The Board erred when it concluded that § 20.1403(e) foreclosed Mr. Perciavalle’s motion as a matter of law. Merely finding an error, however, is not enough for him to prevail. The Court is required by statute to consider whether this error prejudiced him. 38 U.S.C. §7261(b)(2); Simmons v. Wilkie, 30 Vet.App. 267, 277 (2018). The veteran generally carries the burden of demonstrating such prejudice. Id. at 280. In determining whether a claimant has shown prejudicial error, the Court assesses whether the error disrupted the essential fairness of the adjudication, either by preventing effective participation in the adjudicative process (procedural prejudice) or by affecting the outcome of the determination (substantive prejudice). 279. This inquiry is case-specific and based on examination of the individual record rather than rigid rules or presumptions, although the Court can make non-binding generalizations about the types of errors that typically prove harmful to claimants and may consider the “natural effects” of such error within the specific factual circumstances in which the error arose. Shinseki v. Sanders, 556 U.S. 396, 411-12 (2009); Simmons, 30 Vet.App. at 280. In Simmons, the Court noted a nonexhaustive list of errors that affect the essential fairness of the adjudicative process, as they deprive claimants of a meaningful opportunity to participate in the adjudication of their claims. See id. at 281-82 (compiling cases). Specifically, the Court noted that VA’s failure to provide notice of the evidence necessary to substantiate a claim, see Vazquez-Flores v. Shinseki, 24 Vet.App. 94, 105-07 (2010); Overton v. Nicholson, 20 Vet.App. 427, 435 (2006), and failure to provide a required hearing, see Arneson v. Shinseki, 24 Vet.App. 379, 388-89 (2011), had the natural effect of depriving claimants of meaningful participation in the VA adjudicatory process. See Simmons, 30 Vet.App. at 282. The Court found these errors prejudicial because they prevent claimants from availing themselves of their opportunity to be heard during the adjudicative process. Id. at 281-83.

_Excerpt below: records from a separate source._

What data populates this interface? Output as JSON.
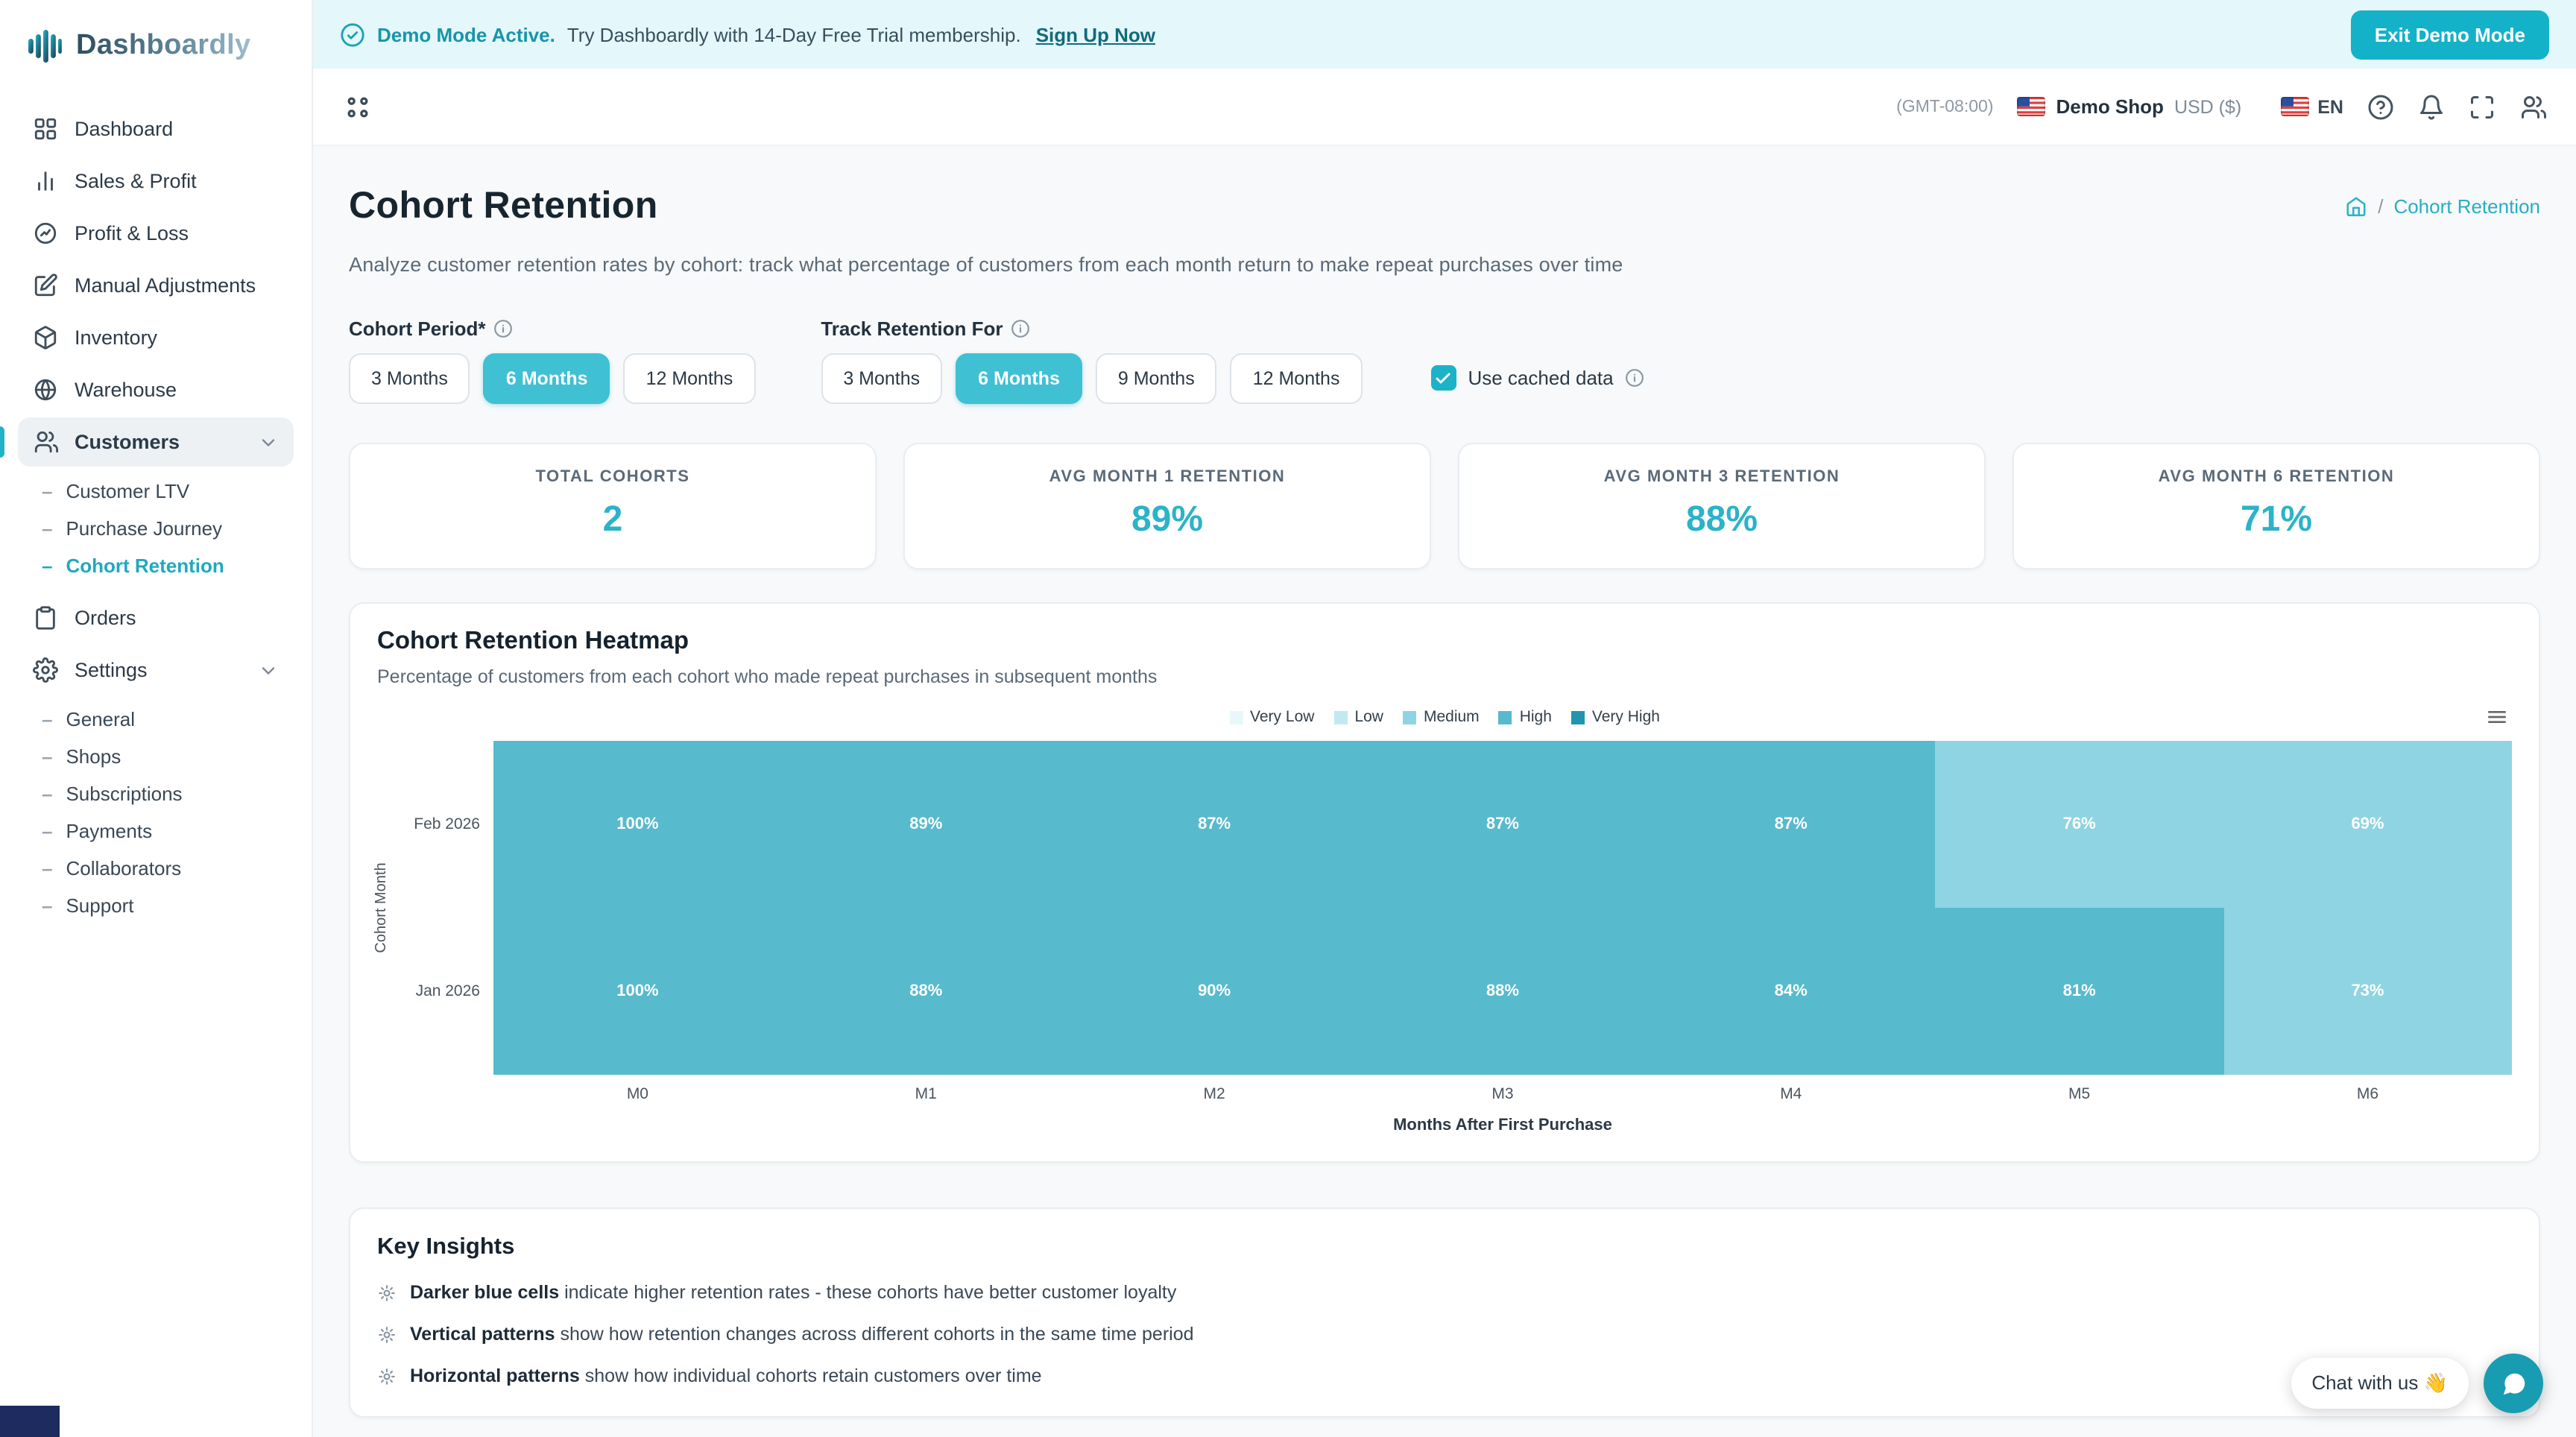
{
  "brand": {
    "name": "Dashboardly"
  },
  "banner": {
    "icon": "check-circle-icon",
    "title": "Demo Mode Active.",
    "text": "Try Dashboardly with 14-Day Free Trial membership.",
    "link": "Sign Up Now",
    "exit_button": "Exit Demo Mode"
  },
  "sidebar": {
    "items": [
      {
        "label": "Dashboard",
        "icon": "dashboard-icon"
      },
      {
        "label": "Sales & Profit",
        "icon": "sales-profit-icon"
      },
      {
        "label": "Profit & Loss",
        "icon": "profit-loss-icon"
      },
      {
        "label": "Manual Adjustments",
        "icon": "manual-adjustments-icon"
      },
      {
        "label": "Inventory",
        "icon": "inventory-icon"
      },
      {
        "label": "Warehouse",
        "icon": "warehouse-icon"
      },
      {
        "label": "Customers",
        "icon": "customers-icon",
        "active": true,
        "expanded": true,
        "children": [
          {
            "label": "Customer LTV"
          },
          {
            "label": "Purchase Journey"
          },
          {
            "label": "Cohort Retention",
            "active": true
          }
        ]
      },
      {
        "label": "Orders",
        "icon": "orders-icon"
      },
      {
        "label": "Settings",
        "icon": "settings-icon",
        "expanded": true,
        "children": [
          {
            "label": "General"
          },
          {
            "label": "Shops"
          },
          {
            "label": "Subscriptions"
          },
          {
            "label": "Payments"
          },
          {
            "label": "Collaborators"
          },
          {
            "label": "Support"
          }
        ]
      }
    ]
  },
  "header": {
    "timezone": "(GMT-08:00)",
    "shop_name": "Demo Shop",
    "currency": "USD ($)",
    "language": "EN",
    "icons": [
      "help-icon",
      "notifications-icon",
      "fullscreen-icon",
      "accounts-icon"
    ]
  },
  "page": {
    "title": "Cohort Retention",
    "description": "Analyze customer retention rates by cohort: track what percentage of customers from each month return to make repeat purchases over time",
    "breadcrumb": {
      "separator": "/",
      "current": "Cohort Retention"
    }
  },
  "controls": {
    "cohort_period": {
      "label": "Cohort Period*",
      "options": [
        "3 Months",
        "6 Months",
        "12 Months"
      ],
      "selected": "6 Months"
    },
    "track_retention": {
      "label": "Track Retention For",
      "options": [
        "3 Months",
        "6 Months",
        "9 Months",
        "12 Months"
      ],
      "selected": "6 Months"
    },
    "cached": {
      "label": "Use cached data",
      "checked": true
    }
  },
  "stats": [
    {
      "label": "TOTAL COHORTS",
      "value": "2"
    },
    {
      "label": "AVG MONTH 1 RETENTION",
      "value": "89%"
    },
    {
      "label": "AVG MONTH 3 RETENTION",
      "value": "88%"
    },
    {
      "label": "AVG MONTH 6 RETENTION",
      "value": "71%"
    }
  ],
  "chart_data": {
    "type": "heatmap",
    "title": "Cohort Retention Heatmap",
    "subtitle": "Percentage of customers from each cohort who made repeat purchases in subsequent months",
    "xlabel": "Months After First Purchase",
    "ylabel": "Cohort Month",
    "columns": [
      "M0",
      "M1",
      "M2",
      "M3",
      "M4",
      "M5",
      "M6"
    ],
    "rows": [
      "Feb 2026",
      "Jan 2026"
    ],
    "values": [
      [
        100,
        89,
        87,
        87,
        87,
        76,
        69
      ],
      [
        100,
        88,
        90,
        88,
        84,
        81,
        73
      ]
    ],
    "unit": "%",
    "legend": [
      {
        "label": "Very Low",
        "color": "#e8f7fa"
      },
      {
        "label": "Low",
        "color": "#c2e9f1"
      },
      {
        "label": "Medium",
        "color": "#8fd4e2"
      },
      {
        "label": "High",
        "color": "#57bacd"
      },
      {
        "label": "Very High",
        "color": "#2195ae"
      }
    ],
    "thresholds": [
      40,
      60,
      80,
      101
    ],
    "legend_position": "top-center",
    "grid": false
  },
  "insights": {
    "title": "Key Insights",
    "items": [
      {
        "term": "Darker blue cells",
        "text": "indicate higher retention rates - these cohorts have better customer loyalty"
      },
      {
        "term": "Vertical patterns",
        "text": "show how retention changes across different cohorts in the same time period"
      },
      {
        "term": "Horizontal patterns",
        "text": "show how individual cohorts retain customers over time"
      }
    ]
  },
  "chat": {
    "label": "Chat with us 👋"
  }
}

We use this nonexhaustive list to guide our case-specific prejudicial error analysis here and conclude that the Board’s error with respect to his CUE motion prejudiced Mr. Perciavalle. The Board wrongly foreclosed Mr. Perciavalle’s CUE motion because it determined that §20.1403(e), as a matter of law, precluded an assertion of error based on a change of law. As a result, the Board did not consider the merits underlying his motion, but instead concluded that Mr. Perciavalle was legally barred from making such an allegation of error because, by definition, his allegation could not be CUE. However, as we explained above, the Board erred in categorically disregarding the motion—Mr. Perciavalle’s CUE motion was not, contrary to the Board’s conclusion,based on a change of law. The Court finds the Board’s error prejudicial in this case because the Board wrongly categorized his motion as precluded by law, thus preventing him from receiving a meaningful opportunity to participate in the adjudicative process. See Simmons, 30 Vet.App. at 285(stating that the Court’s case-specific analysis “must be guided by whether essential fairness was disrupted by the error, usually demonstrated by determining whether the error affected the Board’s ultimate decision or prevented the claimant for effectively participating in the process”) (emphasis added). For this reason, remand is the appropriate course for the Board to properly adjudicate the CUE motion. See Tucker v. West, 11 Vet.App. 369, 374 (1998) (holding that remand is the appropriate remedy “where the Board has incorrectly applied the law”); see also Arneson, 24 Vet.App. at 389 (remanding appeal when the Board error deprived the veteran of meaningful participation in the processing of his claim). III.


We REVERSE the Board’s determination that Mr. Perciavalle’s CUE motion was prohibited as a matter of law because it depended on a changed interpretation of law. The September 18, 2017, Board decision is VACATED and the matter REMANDED for further consideration consistent with this opinion.